Algunas reflexiones

Celso Marranzini

Hace unos días, conversando con unos amigos sobre la situación de Ucrania, me vinieron a la mente una serie de reflexiones, producto de la lectura de varios artículos y análisis sobre el tema.
Esta no es una guerra entre Rusia y Ucrania. Es la guerra sin sentido de un hombre, Putin, contra una nación que se resiste a ser ocupada y sojuzgada para satisfacer el propósito delirante del líder ruso de reconquistar los territorios que en su momento fueron parte de la gran Unión Soviética.

La saña con que se ha llevado a cabo esta guerra y las masacres que ha provocado son comparables a las acciones bélicas de Hitler. Son pocos los países que la apoyan y, por el contrario, ha suscitado el rechazo incluso de parte de la población rusa. Está por verse cómo terminará esta situación, con la esperanza de que no escalen los daños y la pérdida de vidas.
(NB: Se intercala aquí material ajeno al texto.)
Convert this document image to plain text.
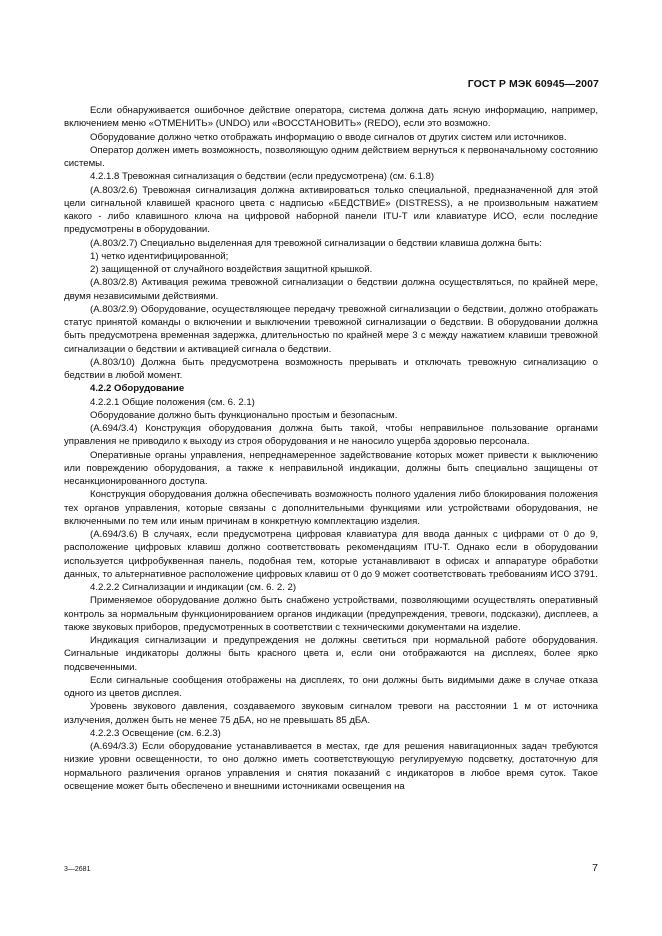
ГОСТ Р МЭК 60945—2007

Если обнаруживается ошибочное действие оператора, система должна дать ясную информацию, например, включением меню «ОТМЕНИТЬ» (UNDO) или «ВОССТАНОВИТЬ» (REDO), если это возможно.

Оборудование должно четко отображать информацию о вводе сигналов от других систем или источников.

Оператор должен иметь возможность, позволяющую одним действием вернуться к первоначальному состоянию системы.

4.2.1.8 Тревожная сигнализация о бедствии (если предусмотрена) (см. 6.1.8)

(A.803/2.6) Тревожная сигнализация должна активироваться только специальной, предназначенной для этой цели сигнальной клавишей красного цвета с надписью «БЕДСТВИЕ» (DISTRESS), а не произвольным нажатием какого - либо клавишного ключа на цифровой наборной панели ITU-T или клавиатуре ИСО, если последние предусмотрены в оборудовании.

(A.803/2.7) Специально выделенная для тревожной сигнализации о бедствии клавиша должна быть:

1) четко идентифицированной;

2) защищенной от случайного воздействия защитной крышкой.

(A.803/2.8) Активация режима тревожной сигнализации о бедствии должна осуществляться, по крайней мере, двумя независимыми действиями.

(A.803/2.9) Оборудование, осуществляющее передачу тревожной сигнализации о бедствии, должно отображать статус принятой команды о включении и выключении тревожной сигнализации о бедствии. В оборудовании должна быть предусмотрена временная задержка, длительностью по крайней мере 3 с между нажатием клавиши тревожной сигнализации о бедствии и активацией сигнала о бедствии.

(A.803/10) Должна быть предусмотрена возможность прерывать и отключать тревожную сигнализацию о бедствии в любой момент.

4.2.2 Оборудование

4.2.2.1 Общие положения (см. 6. 2.1)

Оборудование должно быть функционально простым и безопасным.

(A.694/3.4) Конструкция оборудования должна быть такой, чтобы неправильное пользование органами управления не приводило к выходу из строя оборудования и не наносило ущерба здоровью персонала.

Оперативные органы управления, непреднамеренное задействование которых может привести к выключению или повреждению оборудования, а также к неправильной индикации, должны быть специально защищены от несанкционированного доступа.

Конструкция оборудования должна обеспечивать возможность полного удаления либо блокирования положения тех органов управления, которые связаны с дополнительными функциями или устройствами оборудования, не включенными по тем или иным причинам в конкретную комплектацию изделия.

(A.694/3.6) В случаях, если предусмотрена цифровая клавиатура для ввода данных с цифрами от 0 до 9, расположение цифровых клавиш должно соответствовать рекомендациям ITU-T. Однако если в оборудовании используется цифробуквенная панель, подобная тем, которые устанавливают в офисах и аппаратуре обработки данных, то альтернативное расположение цифровых клавиш от 0 до 9 может соответствовать требованиям ИСО 3791.

4.2.2.2 Сигнализации и индикации (см. 6. 2. 2)

Применяемое оборудование должно быть снабжено устройствами, позволяющими осуществлять оперативный контроль за нормальным функционированием органов индикации (предупреждения, тревоги, подсказки), дисплеев, а также звуковых приборов, предусмотренных в соответствии с техническими документами на изделие.

Индикация сигнализации и предупреждения не должны светиться при нормальной работе оборудования. Сигнальные индикаторы должны быть красного цвета и, если они отображаются на дисплеях, более ярко подсвеченными.

Если сигнальные сообщения отображены на дисплеях, то они должны быть видимыми даже в случае отказа одного из цветов дисплея.

Уровень звукового давления, создаваемого звуковым сигналом тревоги на расстоянии 1 м от источника излучения, должен быть не менее 75 дБА, но не превышать 85 дБА.

4.2.2.3 Освещение (см. 6.2.3)

(A.694/3.3) Если оборудование устанавливается в местах, где для решения навигационных задач требуются низкие уровни освещенности, то оно должно иметь соответствующую регулируемую подсветку, достаточную для нормального различения органов управления и снятия показаний с индикаторов в любое время суток. Такое освещение может быть обеспечено и внешними источниками освещения на

3—2681	7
Uno se pregunta ¿cómo se llegó a esta situación? Hay diferentes opiniones, algunos argumentan que los diplomáticos fallaron en lograr un acuerdo, otros van más allá y piensan que las guerras, en general, se producen por la poca importancia que se da al cultivo de las buenas relaciones internacionales. Esto me hace recordar que cuando, años atrás, la candidata a la vicepresidencia de los Estados Unidos, Sarah Palin, fue interrogada sobre su capacidad en el área de política internacional, ella respondió que era una experta en el tema debido a que residía en Alaska, muy cerca de Rusia, y sabía bien cómo interactuar con su gigante vecino. No en balde fue por un tiempo en el gran hazme reír del mundo.

Pero, volviendo al tema: ¿Es que realmente hay sentido en esta o cualquier otra guerra que ha sucedido? El Papa Juan Pablo II dijo en una ocasión “la guerra es una derrota para la humanidad”. Y así es, aun cuando haya un grupo “ganador” sus resultados son negativos, devastadores para toda la humanidad.
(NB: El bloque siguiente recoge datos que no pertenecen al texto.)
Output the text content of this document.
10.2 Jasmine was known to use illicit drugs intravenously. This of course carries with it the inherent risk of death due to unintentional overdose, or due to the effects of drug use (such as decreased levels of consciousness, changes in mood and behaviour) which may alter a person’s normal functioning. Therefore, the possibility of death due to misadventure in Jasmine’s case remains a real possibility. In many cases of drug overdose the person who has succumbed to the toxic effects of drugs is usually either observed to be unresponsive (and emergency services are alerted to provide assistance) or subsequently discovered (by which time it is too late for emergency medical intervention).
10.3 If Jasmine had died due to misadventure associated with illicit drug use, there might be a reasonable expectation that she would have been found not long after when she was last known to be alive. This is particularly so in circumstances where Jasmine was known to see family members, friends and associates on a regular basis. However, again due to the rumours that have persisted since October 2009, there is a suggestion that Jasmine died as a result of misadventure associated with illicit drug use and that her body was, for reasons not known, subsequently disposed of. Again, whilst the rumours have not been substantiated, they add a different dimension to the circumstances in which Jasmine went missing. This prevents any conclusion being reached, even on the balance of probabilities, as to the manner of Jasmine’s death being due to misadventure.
No deja de sorprenderme la gran contradicción que somos los humanos, por un lado, tenemos un enorme potencial para hacer el bien y por el otro una nefasta capacidad para albergar el mal y provocar destrucción. A lo largo de la historia se suceden actos y hechos que manifiestan una gran nobleza, generosidad y sacrificio, como los de la Madre Teresa de Calcuta, Martin Luther King, Mahatma Gandhi, Nelson Mandela y tantos otros como ellos, que se han distinguido por tejer con hilos de amor y solidaridad las injustas grietas sociales provocadas por el egoísmo. Por otra parte, hay actos como la esclavitud, los genocidios, las guerras producto de todo tipo de ambiciones y una desmedida ansia de poder y dominio; por eso hay figuras como Trujillo y tantos otros dictadores, el monje Rasputín y muchos otros intrigantes.
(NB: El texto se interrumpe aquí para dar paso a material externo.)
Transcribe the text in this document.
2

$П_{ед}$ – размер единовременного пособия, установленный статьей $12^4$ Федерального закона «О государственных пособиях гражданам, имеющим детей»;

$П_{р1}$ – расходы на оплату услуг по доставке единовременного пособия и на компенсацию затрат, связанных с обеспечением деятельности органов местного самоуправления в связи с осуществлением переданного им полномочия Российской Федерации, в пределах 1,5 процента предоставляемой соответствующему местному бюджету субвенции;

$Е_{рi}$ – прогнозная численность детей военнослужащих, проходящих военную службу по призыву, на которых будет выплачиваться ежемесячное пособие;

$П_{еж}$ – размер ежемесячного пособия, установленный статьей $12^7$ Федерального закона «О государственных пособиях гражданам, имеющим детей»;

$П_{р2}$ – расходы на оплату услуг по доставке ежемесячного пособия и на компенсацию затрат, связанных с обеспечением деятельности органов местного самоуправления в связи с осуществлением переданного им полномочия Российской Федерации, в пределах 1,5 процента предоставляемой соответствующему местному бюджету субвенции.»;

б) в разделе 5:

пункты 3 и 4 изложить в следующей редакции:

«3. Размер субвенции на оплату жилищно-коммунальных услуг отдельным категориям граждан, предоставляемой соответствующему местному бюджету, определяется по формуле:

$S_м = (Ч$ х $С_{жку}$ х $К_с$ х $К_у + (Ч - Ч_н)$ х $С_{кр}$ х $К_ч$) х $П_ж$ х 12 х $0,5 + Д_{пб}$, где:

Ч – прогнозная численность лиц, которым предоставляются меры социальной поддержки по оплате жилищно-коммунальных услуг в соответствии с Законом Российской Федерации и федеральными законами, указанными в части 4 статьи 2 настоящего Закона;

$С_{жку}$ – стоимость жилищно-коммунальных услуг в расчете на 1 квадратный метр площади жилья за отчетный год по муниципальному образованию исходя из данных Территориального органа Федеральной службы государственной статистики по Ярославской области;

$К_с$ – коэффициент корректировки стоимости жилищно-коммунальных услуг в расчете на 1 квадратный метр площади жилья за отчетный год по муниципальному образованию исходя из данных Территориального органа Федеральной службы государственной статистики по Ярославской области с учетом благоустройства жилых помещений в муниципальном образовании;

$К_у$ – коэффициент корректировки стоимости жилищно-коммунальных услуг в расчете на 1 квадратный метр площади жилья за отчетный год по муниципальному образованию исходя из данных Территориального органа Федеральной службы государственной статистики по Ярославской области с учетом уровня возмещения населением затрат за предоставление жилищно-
No se si peco de optimismo al pensar, que como dicen: “si el mal abunda, el bien sobreabunda” y parte del motivo por el cual el mal es sobredimensionado es porque destacamos más los hechos negativos que los positivos. El presidente Kennedy expresó una vez que las personas debíamos fijarnos y celebrar más la vida de los pensadores y científicos y menos en los logros militares. Tal vez esta postura sería el comienzo para disminuir los conflictos.

Creo que el asunto no es para tomarlo a la ligera y debemos comenzar por interpelarnos nosotros mismos. Los conflictos militares y diplomáticos no son más que un reflejo magnificado de lo que hay dentro del corazón de cada persona, no sólo de los políticos y los grandes generales.

Empecemos por revisar cada uno, la forma en que manejamos los conflictos personales, familiares y laborales. ¿Nos movemos guiados por nuestros propios intereses solamente o tenemos en cuenta los de los demás? ¿En cada situación tratamos de tender puentes o crear muros? ¿Promovemos la solidaridad o fomentamos y aplaudimos la competencia y la rivalidad?

Muchos nos proclamamos como personas de fe y tenemos claros cuáles actitudes y valores deben guiar nuestras actuaciones.
Reafirmemos, celebremos y seamos ejemplo de estas creencias. Que con nuestro accionar diario y nuestra manera de enfrentar las diferencias podamos contribuir con la cultura de la paz. Este podría ser el legado más importante que ofrezcamos a las generaciones más jóvenes.